Рядом с ним стоял американский корреспондент — во френче с блестящими зелеными пуговицами и в полосатых чулках. Он быстро, тоже заученно, оглядывал станцию и, торопливо чиркая карандашом, спрашивал:

— А этта?.. А этта?.. Ш-ш-то?..

Обаб и еще какой-то офицер, потея и кашляя, объясняли.

— Хорошо, — сказал Незеласов. — Прикажите, Обаб, готовить к бою.

Он захлопнул тяжелую стальную дверь.

— Пошел, пошел! — визгливо кричал он.

И где-то внутри росло желание увидеть, ощупать руками тоску, переходящую с эшелонов беженцев на бронепоезд № 14–69.

Капитан Незеласов бегал внутри поезда, грозил револьвером, и ему хотелось закричать громче, чтобы крик прорвал обитые кошмой и сталью стенки вагонов…

Грязные солдаты вытягивались, морозили в лед четырехугольные лица.

Прапорщик Обаб быстро и молчаливо шагал вслед за капитаном.
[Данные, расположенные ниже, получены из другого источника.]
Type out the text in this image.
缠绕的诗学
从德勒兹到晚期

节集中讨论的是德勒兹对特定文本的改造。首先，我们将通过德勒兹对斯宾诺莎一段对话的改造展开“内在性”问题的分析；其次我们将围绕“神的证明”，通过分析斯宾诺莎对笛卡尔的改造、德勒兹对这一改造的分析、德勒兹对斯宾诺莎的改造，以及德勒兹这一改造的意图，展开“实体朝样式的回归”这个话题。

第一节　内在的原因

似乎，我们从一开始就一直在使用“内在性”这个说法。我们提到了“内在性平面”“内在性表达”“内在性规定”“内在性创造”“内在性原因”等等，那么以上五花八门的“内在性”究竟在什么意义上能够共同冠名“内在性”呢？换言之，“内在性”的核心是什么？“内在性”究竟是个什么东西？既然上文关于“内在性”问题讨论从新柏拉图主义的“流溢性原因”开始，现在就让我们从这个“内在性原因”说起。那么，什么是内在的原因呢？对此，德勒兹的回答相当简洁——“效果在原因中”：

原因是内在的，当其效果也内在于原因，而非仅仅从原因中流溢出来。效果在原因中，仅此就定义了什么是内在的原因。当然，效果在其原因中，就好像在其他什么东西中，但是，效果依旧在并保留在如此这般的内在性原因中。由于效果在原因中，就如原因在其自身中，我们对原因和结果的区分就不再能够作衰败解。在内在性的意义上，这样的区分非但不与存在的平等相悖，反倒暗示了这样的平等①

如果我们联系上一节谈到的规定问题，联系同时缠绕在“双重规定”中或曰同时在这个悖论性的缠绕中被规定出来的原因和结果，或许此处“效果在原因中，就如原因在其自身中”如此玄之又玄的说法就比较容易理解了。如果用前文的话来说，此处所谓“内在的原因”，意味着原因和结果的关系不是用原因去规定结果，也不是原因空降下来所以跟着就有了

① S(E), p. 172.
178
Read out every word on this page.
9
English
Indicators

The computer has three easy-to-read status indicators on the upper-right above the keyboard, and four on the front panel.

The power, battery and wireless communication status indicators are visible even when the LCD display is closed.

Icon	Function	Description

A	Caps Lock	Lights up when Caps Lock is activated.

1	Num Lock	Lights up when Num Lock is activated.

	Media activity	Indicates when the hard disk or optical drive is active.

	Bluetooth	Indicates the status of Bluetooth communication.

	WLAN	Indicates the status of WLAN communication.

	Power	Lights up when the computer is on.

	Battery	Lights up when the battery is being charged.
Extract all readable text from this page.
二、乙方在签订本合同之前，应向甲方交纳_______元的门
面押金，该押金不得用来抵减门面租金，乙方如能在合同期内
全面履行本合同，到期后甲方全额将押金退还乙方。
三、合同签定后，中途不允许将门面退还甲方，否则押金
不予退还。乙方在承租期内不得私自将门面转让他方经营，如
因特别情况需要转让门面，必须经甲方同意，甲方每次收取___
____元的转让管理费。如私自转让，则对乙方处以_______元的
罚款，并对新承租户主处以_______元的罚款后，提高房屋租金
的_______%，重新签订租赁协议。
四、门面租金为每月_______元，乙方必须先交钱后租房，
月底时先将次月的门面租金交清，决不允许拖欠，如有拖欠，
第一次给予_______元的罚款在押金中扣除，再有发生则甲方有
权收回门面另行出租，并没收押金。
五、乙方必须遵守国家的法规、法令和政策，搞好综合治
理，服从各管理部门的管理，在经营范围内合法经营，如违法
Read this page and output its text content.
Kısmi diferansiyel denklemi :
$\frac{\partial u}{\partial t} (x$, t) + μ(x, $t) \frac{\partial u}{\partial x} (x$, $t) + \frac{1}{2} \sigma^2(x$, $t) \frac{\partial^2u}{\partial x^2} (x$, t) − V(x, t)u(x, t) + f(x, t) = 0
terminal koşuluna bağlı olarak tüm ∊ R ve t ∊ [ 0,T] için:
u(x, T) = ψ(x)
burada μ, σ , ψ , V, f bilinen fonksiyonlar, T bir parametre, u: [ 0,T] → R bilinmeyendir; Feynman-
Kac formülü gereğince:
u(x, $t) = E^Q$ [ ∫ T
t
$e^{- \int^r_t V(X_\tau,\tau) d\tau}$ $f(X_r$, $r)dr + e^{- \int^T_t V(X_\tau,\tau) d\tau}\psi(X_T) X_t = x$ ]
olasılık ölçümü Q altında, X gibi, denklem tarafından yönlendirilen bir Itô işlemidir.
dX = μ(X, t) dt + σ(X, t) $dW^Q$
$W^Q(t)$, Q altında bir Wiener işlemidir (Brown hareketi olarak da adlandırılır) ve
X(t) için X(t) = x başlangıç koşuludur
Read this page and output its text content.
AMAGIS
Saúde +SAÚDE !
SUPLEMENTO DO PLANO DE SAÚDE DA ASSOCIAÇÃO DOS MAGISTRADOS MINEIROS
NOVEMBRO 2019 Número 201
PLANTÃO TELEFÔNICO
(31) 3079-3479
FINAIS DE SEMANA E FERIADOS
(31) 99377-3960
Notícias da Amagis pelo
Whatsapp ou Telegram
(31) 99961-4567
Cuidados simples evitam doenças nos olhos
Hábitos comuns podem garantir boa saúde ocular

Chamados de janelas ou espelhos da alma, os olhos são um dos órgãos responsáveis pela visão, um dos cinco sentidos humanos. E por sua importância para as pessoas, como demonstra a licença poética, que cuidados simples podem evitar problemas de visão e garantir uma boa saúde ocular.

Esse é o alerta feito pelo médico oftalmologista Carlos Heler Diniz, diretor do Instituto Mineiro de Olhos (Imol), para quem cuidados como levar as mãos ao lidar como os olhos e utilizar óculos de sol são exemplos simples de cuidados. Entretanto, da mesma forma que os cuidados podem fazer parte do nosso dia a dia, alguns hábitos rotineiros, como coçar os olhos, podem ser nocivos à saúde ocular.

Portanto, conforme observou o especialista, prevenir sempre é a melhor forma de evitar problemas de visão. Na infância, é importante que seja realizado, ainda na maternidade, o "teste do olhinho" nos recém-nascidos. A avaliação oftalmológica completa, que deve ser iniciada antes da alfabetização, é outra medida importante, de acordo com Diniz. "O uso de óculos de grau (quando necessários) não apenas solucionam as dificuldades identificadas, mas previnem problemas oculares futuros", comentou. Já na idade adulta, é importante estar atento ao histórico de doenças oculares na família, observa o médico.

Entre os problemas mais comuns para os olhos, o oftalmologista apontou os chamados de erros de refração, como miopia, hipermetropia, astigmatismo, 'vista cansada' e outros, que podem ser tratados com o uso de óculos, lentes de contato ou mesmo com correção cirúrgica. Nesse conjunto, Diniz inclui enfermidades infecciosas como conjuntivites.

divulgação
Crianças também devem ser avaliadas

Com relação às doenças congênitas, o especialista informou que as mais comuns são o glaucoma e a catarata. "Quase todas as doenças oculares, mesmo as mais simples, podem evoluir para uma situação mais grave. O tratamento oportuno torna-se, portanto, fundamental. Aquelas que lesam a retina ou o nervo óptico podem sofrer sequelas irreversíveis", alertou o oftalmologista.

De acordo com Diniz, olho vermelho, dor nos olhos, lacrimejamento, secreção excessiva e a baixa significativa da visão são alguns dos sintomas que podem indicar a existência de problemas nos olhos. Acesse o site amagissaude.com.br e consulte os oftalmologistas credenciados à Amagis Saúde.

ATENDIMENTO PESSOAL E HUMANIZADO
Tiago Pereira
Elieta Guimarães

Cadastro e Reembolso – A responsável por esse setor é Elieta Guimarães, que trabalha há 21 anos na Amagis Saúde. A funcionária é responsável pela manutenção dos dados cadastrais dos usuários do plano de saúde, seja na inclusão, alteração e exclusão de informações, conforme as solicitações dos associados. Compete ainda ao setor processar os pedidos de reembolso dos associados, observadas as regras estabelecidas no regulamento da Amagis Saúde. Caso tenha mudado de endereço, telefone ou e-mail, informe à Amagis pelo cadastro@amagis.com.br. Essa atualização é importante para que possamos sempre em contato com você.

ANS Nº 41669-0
Лязгнули буфера. Коротко свистнул кондуктор, загрохотало с лавки железное ведро, и, пригибая рельсы к земле, разбрасывая позади себя станции, избушки стрелочников, прикрытый дымом лес и граниты сопок, облитые теплым и влажным ветром, падали и не могли упасть, летели в тьму тяжелые стальные коробки вагонов, несущих в себе сотни человеческих тел, наполненных тоской и злобой.

Капитан Незеласов сказал:

— Ну, бронепоезд 14–69, последнее слово российской техники, вперед, к славе!

«Объединенными русско-союзническими войсками, при поддержке бронепоезда № 14–69, партизанские шайки Вершинина рассеяны.

С нашей стороны убитых 42, раненых 115. Боевая выдержка союзников выше всяких похвал. Преследование противника продолжается.

Начбронепоезда № 14–69 капитан Незеласов, № 8701-19».

Подписав приказ, Незеласов рассмеялся:

— Собственно, кто кого разбил — непонятно. Во всяком случае, генерал Сахаров повешен. Просто неприлично.

— Прикажете огласить второй приказ, господин капитан? — спросил почтительно Обаб.

— Какой?

— О присвоении вам чина полковника.

— Пожалуйста!

Незеласов был доволен: не тем, конечно, что ему командование, шагая через чины, дало полковника, а тем, что ему удалось захватить на одной из станций порядочно-таки вагонов со снарядами, принадлежавшими генералу Сахарову. Не спрятал, подлец, не скрыл!

— Ха-ха! Каково, повесили! Очень, очень жаль. Ему соседом бы быть по имению… мне! Знаете, мне рядом с ним нарезали землю?.. — Незеласов вскочил: — Открыть огонь! Партизаны у рельсов!

Обаб бежал по бронепоезду, кричал артиллеристам: — Огонь, огонь!